Worldwide cruises generally are booked months in advance. A 115-day trip promoted by Princess Cruises, for example, is accepting bookings that depart Los Angeles on Jan. 21, 2026, and returns May 16. The roundtrip Circle Pacific cruise stops at 59 ports in more than a dozen countries.
Many guests are retirees looking to sightsee globally from a comfortable base at sea. But a growing number of so-called digital nomads travel the world while maintaining their jobs with little more than a laptop and reliable Wi-Fi.
According to the MBO Partners consultancy, which tracks workplace trends and culture, the number of digital nomads climbed from 7.3 million in 2019 to more than 18 million by 2024.
“This level of growth reflects a new normal of steady growth and a true entrance to the mainstream,” the company wrote in its 2024 State of Independence in America Report.
The city of San Diego has a comprehensive policy dictating how employees can apply to work remotely on a case-by-case basis.

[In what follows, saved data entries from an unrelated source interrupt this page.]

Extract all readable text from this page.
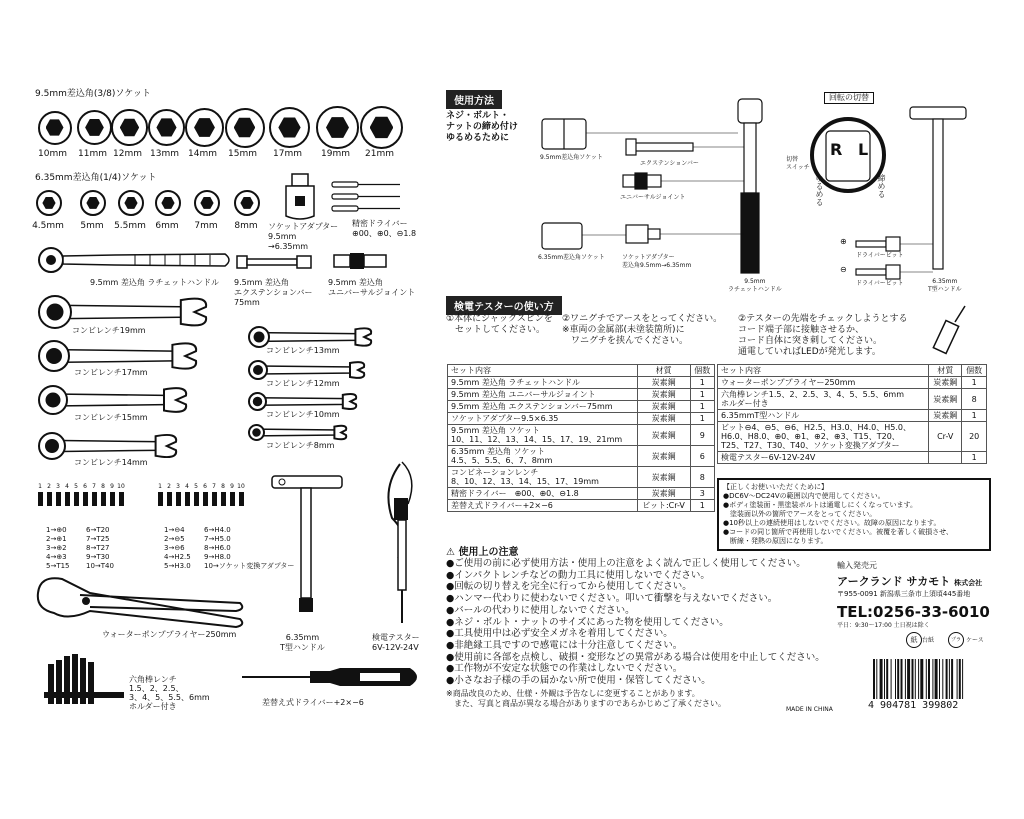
9.5mm差込角(3/8)ソケット
6.35mm差込角(1/4)ソケット
ソケットアダプター
9.5mm
→6.35mm
精密ドライバー
⊕00、⊕0、⊖1.8
9.5mm 差込角 ラチェットハンドル 9.5mm 差込角
エクステンションバー
75mm
9.5mm 差込角
ユニバーサルジョイント
1 2 3 4 5 6 7 8 9 10	1 2 3 4 5 6 7 8 9 10
1→⊕0
2→⊕1
3→⊕2
4→⊕3
5→T15
6→T20
7→T25
8→T27
9→T30
10→T40
1→⊖4
2→⊖5
3→⊖6
4→H2.5
5→H3.0
6→H4.0
7→H5.0
8→H6.0
9→H8.0
10→ソケット変換アダプター
6.35mm
T型ハンドル
検電テスター
6V-12V-24V
ウォーターポンププライヤー250mm
六角棒レンチ
1.5、2、2.5、
3、4、5、5.5、6mm
ホルダー付き	差替え式ドライバー+2×−6
使用方法
ネジ・ボルト・
ナットの締め付け
ゆるめるために
9.5mm差込角ソケット
エクステンションバー
ユニバーサルジョイント
6.35mm差込角ソケット	ソケットアダプター
差込角9.5mm→6.35mm
9.5mm
ラチェットハンドル
切替
スイッチ
回転の切替
R L
ゆるめる	締める
⊕
⊖
ドライバービット
ドライバービット	6.35mm
T型ハンドル
検電テスターの使い方
①本体にジャックスピンを
　セットしてください。
②ワニグチでアースをとってください。
※車両の金属部(未塗装箇所)に
　ワニグチを挟んでください。
②テスターの先端をチェックしようとする
コード端子部に接触させるか、
コード自体に突き刺してください。
通電していればLEDが発光します。
セット内容	材質	個数
9.5mm 差込角 ラチェットハンドル	炭素鋼	1
9.5mm 差込角 ユニバーサルジョイント	炭素鋼	1
9.5mm 差込角 エクステンションバー75mm	炭素鋼	1
ソケットアダプター9.5×6.35	炭素鋼	1
9.5mm 差込角 ソケット
10、11、12、13、14、15、17、19、21mm	炭素鋼	9
6.35mm 差込角 ソケット
4.5、5、5.5、6、7、8mm	炭素鋼	6
コンビネーションレンチ
8、10、12、13、14、15、17、19mm	炭素鋼	8
精密ドライバー　⊕00、⊕0、⊖1.8	炭素鋼	3
差替え式ドライバー+2×−6	ビット:Cr-V	1
セット内容	材質	個数
ウォーターポンププライヤー250mm	炭素鋼	1
六角棒レンチ1.5、2、2.5、3、4、5、5.5、6mm
ホルダー付き	炭素鋼	8
6.35mmT型ハンドル	炭素鋼	1
ビット⊖4、⊖5、⊖6、H2.5、H3.0、H4.0、H5.0、
H6.0、H8.0、⊕0、⊕1、⊕2、⊕3、T15、T20、
T25、T27、T30、T40、ソケット変換アダプター	Cr-V	20
検電テスター6V-12V-24V		1
【正しくお使いいただくために】
●DC6V〜DC24Vの範囲以内で使用してください。
●ボディ塗装面・黒塗装ボルトは通電しにくくなっています。
　塗装面以外の箇所でアースをとってください。
●10秒以上の連続使用はしないでください。故障の原因になります。
●コードの同じ箇所で再使用しないでください。被覆を著しく破損させ、
　断線・発熱の原因になります。
⚠ 使用上の注意
●ご使用の前に必ず使用方法・使用上の注意をよく読んで正しく使用してください。
●インパクトレンチなどの動力工具に使用しないでください。
●回転の切り替えを完全に行ってから使用してください。
●ハンマー代わりに使わないでください。叩いて衝撃を与えないでください。
●バールの代わりに使用しないでください。
●ネジ・ボルト・ナットのサイズにあった物を使用してください。
●工具使用中は必ず安全メガネを着用してください。
●非絶縁工具ですので感電には十分注意してください。
●使用前に各部を点検し、破損・変形などの異常がある場合は使用を中止してください。
●工作物が不安定な状態での作業はしないでください。
●小さなお子様の手の届かない所で使用・保管してください。
※商品改良のため、仕様・外観は予告なしに変更することがあります。
　また、写真と商品が異なる場合がありますのであらかじめご了承ください。
MADE IN CHINA
輸入発売元
アークランド サカモト 株式会社
〒955-0091 新潟県三条市上須頃445番地
TEL:0256-33-6010
平日：9:30〜17:00 土日祝は除く
紙 台紙	プラ ケース
4 904781 399802
10mm	11mm 12mm 13mm	14mm	15mm	17mm	19mm	21mm
4.5mm	5mm	5.5mm	6mm	7mm	8mm
コンビレンチ19mm
コンビレンチ17mm
コンビレンチ15mm
コンビレンチ14mm
コンビレンチ13mm
コンビレンチ12mm
コンビレンチ10mm
コンビレンチ8mm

Participants in the telework program need approval from their department head and the human resources office. Remote employees also must sign an agreement dictating their terms of service, work conditions and other rules.
“During working hours, teleworkers are expected to respond within three hours to phone calls, voice messages, text messages, emails or other communications from managers, supervisors or coworkers requesting a response,” the 19-page policy states.

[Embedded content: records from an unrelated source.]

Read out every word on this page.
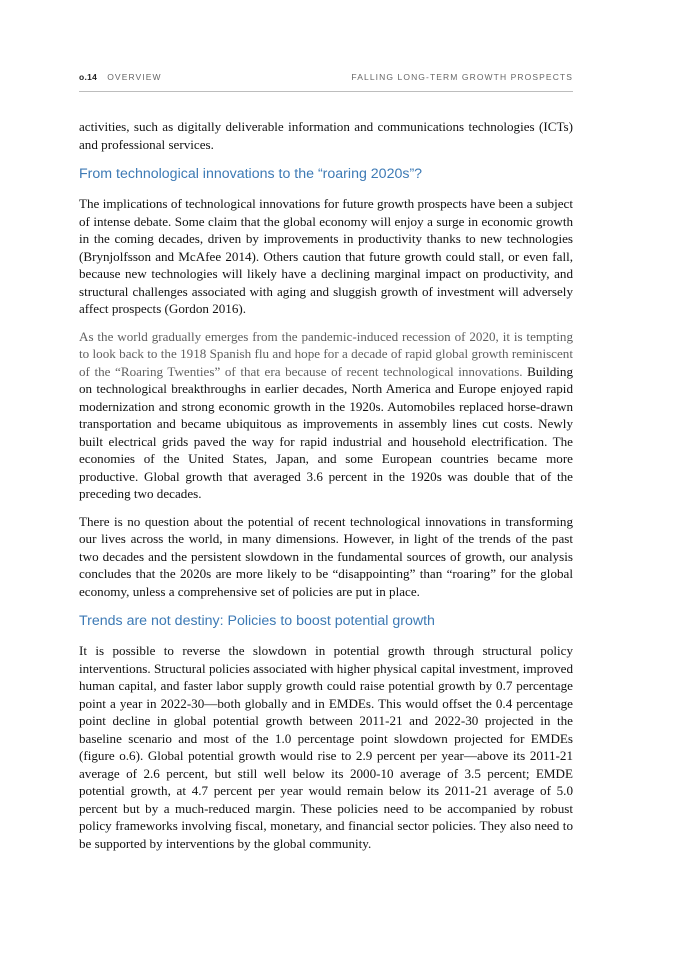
o.14 OVERVIEW	FALLING LONG-TERM GROWTH PROSPECTS

activities, such as digitally deliverable information and communications technologies (ICTs) and professional services.

From technological innovations to the “roaring 2020s”?

The implications of technological innovations for future growth prospects have been a subject of intense debate. Some claim that the global economy will enjoy a surge in economic growth in the coming decades, driven by improvements in productivity thanks to new technologies (Brynjolfsson and McAfee 2014). Others caution that future growth could stall, or even fall, because new technologies will likely have a declining marginal impact on productivity, and structural challenges associated with aging and sluggish growth of investment will adversely affect prospects (Gordon 2016).

As the world gradually emerges from the pandemic-induced recession of 2020, it is tempting to look back to the 1918 Spanish flu and hope for a decade of rapid global growth reminiscent of the “Roaring Twenties” of that era because of recent technological innovations. Building on technological breakthroughs in earlier decades, North America and Europe enjoyed rapid modernization and strong economic growth in the 1920s. Automobiles replaced horse-drawn transportation and became ubiquitous as improvements in assembly lines cut costs. Newly built electrical grids paved the way for rapid industrial and household electrification. The economies of the United States, Japan, and some European countries became more productive. Global growth that averaged 3.6 percent in the 1920s was double that of the preceding two decades.

There is no question about the potential of recent technological innovations in transforming our lives across the world, in many dimensions. However, in light of the trends of the past two decades and the persistent slowdown in the fundamental sources of growth, our analysis concludes that the 2020s are more likely to be “disappointing” than “roaring” for the global economy, unless a comprehensive set of policies are put in place.

Trends are not destiny: Policies to boost potential growth

It is possible to reverse the slowdown in potential growth through structural policy interventions. Structural policies associated with higher physical capital investment, improved human capital, and faster labor supply growth could raise potential growth by 0.7 percentage point a year in 2022-30—both globally and in EMDEs. This would offset the 0.4 percentage point decline in global potential growth between 2011-21 and 2022-30 projected in the baseline scenario and most of the 1.0 percentage point slowdown projected for EMDEs (figure o.6). Global potential growth would rise to 2.9 percent per year—above its 2011-21 average of 2.6 percent, but still well below its 2000-10 average of 3.5 percent; EMDE potential growth, at 4.7 percent per year would remain below its 2011-21 average of 5.0 percent but by a much-reduced margin. These policies need to be accompanied by robust policy frameworks involving fiscal, monetary, and financial sector policies. They also need to be supported by interventions by the global community.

According to the current budget, the City Attorney’s Office employs just under 425 people and will spend $85 million this year. The office is one of the biggest law firms in San Diego, with more than 175 attorneys.
The majority of employees work both in the office and elsewhere, Ahmed said.
“These schedules enable staff to meet their various job demands, including time spent in court, mediation, investigation, hearings and other job duties that take them out into the field,” he said.
All told, just under 2,000 of the city’s 13,300 employees are approved to work remotely with formal signed agreements, the Mayor’s Office said.
Development Services leads all departments with 393 approved workers, Public Utilities is second with 307 people allowed to work outside the office, and Engineering & Capital Projects is third with 298 approvals.